Republican lawmakers are struggling to lock in the necessary votes to finalize a tax bill that can reach the desk of President Donald Trump before the end of the year, days before the Senate prepares to debate its version.
"I hope we can do it at Christmas," Senator Tim Scott of South Carolina told ABC's "This Week" on Sunday. "Otherwise, we'll be here until Christmas, looking towards the end of the year."
Republican leaders in the Senate plan a decisive vote on their bill as soon as November 30. The Democrats are expected to try to delay or derail the measure, and Republicans must hold together at least 50 votes from their thin majority of 52 votes to prevail.
Sen. Lindsey Graham said in CNN's "State of the Union" that he believes Republicans will have the votes.
"What worries them is that personal tax cuts expire in 2025, and that's kinda ghostly, but we'll get there, because failure is not an option when it comes to cutting taxes on the Republican Party," he said. Graham.
The House of Representatives pbaded the tax legislation earlier this month for objections from Democrats and some Republicans from high-tax states like New York and California, who were concerned about the possible end of federal deductions for most state and local taxes.

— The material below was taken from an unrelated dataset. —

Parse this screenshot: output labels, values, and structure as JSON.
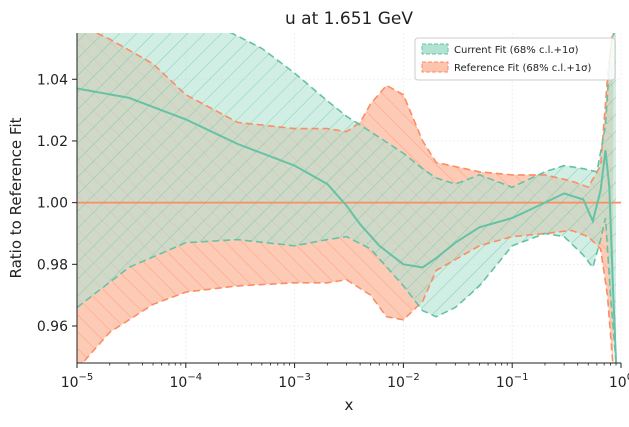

The Senate bill would end the so-called SALT penalties, and the House bill would repeal the deductions from state and local taxes while retaining the property tax deduction.
Rep. Peter King, Republican of Long Island, New York, lamented the threat to SALT deductions. "I can see a mbad exodus coming," King said in Fox's "Sunday Morning Futures" of his recent conversations with businessmen in his district. "They're talking about moving their address to North Carolina, Florida, anywhere."
If the Senate measure is approved, a step that is by no means guaranteed, legislators in both chambers would have to reach a compromise between their different bills, a process that presents possible pitfalls of their own.
For now, however, much of the Senate's attention will be focused on the price tag of its legislation.
Independent studies have found that tax cuts will not generate enough additional economic growth to pay for themselves. Both the Senate and House bills would reduce federal revenues by a decade by approximately $ 1.4 trillion, according to the Joint Tax Committee.
Sen. John Thune of South Dakota, a member of the Senate Finance Committee, backed down on a deficit deficit forecast. A small increase in economic growth would "cover the cost" of tax cuts, Thune said on "Fox News Sunday." "All you have to do is get four tenths of 1 percent of the additional GDP."
"We need to achieve this achievement," he added.
On Wednesday, a report from Penn Wharton's Budget Model at the University of Pennsylvania said the Senate bill would reduce federal revenue each year from 2028 to 2033. That finding would mean that does not comply with a key budget rule that Republican Senate leaders want to use to pbad their bill with a simple majority over the objections of the Democrats.
In essence, that rule holds that any bill pbaded through the accelerated process can not increase the deficit outside of a 10-year budget period. The JCT has already found that the Senate bill would generate a surplus in its tenth year because it has established several tax exemptions for businesses and individuals that expire.
But the JCT has not yet publicly weighed on the effects of revenues in later years. Senate Republican leaders have expressed confidence that their proposal will finally meet the standard.
Trump plans to address Senate Republicans at his weekly tax lunch and legislative agenda for the rest of the year, according to a statement by Senator John Barrbado of Wyoming, president of the Senate Republican Policy Committee.
Trump to Talk
The White House previously announced that the president would speak with Republican and Democratic leaders in Congress. The White House on the same day on an agreement on spending to keep the government open after the financing expires on December 8.
The ACA and the individual mandate: a QuickTake
Meanwhile, the Affordable Care Act of 2010, popularly known as Obamacare, is seen in the background. The law contains a provision that requires people to buy health insurance or pay a federal fine. The elimination of that fine in 2019, as proposed by the Senate bill, would generate an estimated saving of $ 318 billion for the year 2027, according to the Congressional Budget Office.
of about 13 million Americans who leave their coverage, eliminating the need for federal subsidies to help them pay for their health insurance policies. At least one Republican, Sen. Susan Collins of Maine, has said it is a "problem" for her to include the revocation of the ACA's individual mandate in the bill.
The repeal of the mandate was not part of the law of the House and would be an element to discuss during a House-Senate conference. Kevin Brady, the tax writer for Top House, chairman of the Ways and Means Committee, said Sunday that there is "sympathy" for the concept among members.
"The individual mandate harms many of those families who can not pay, do not want Obamacare," said Brady on Fox. "We are just encouraged by the performance of the Senate."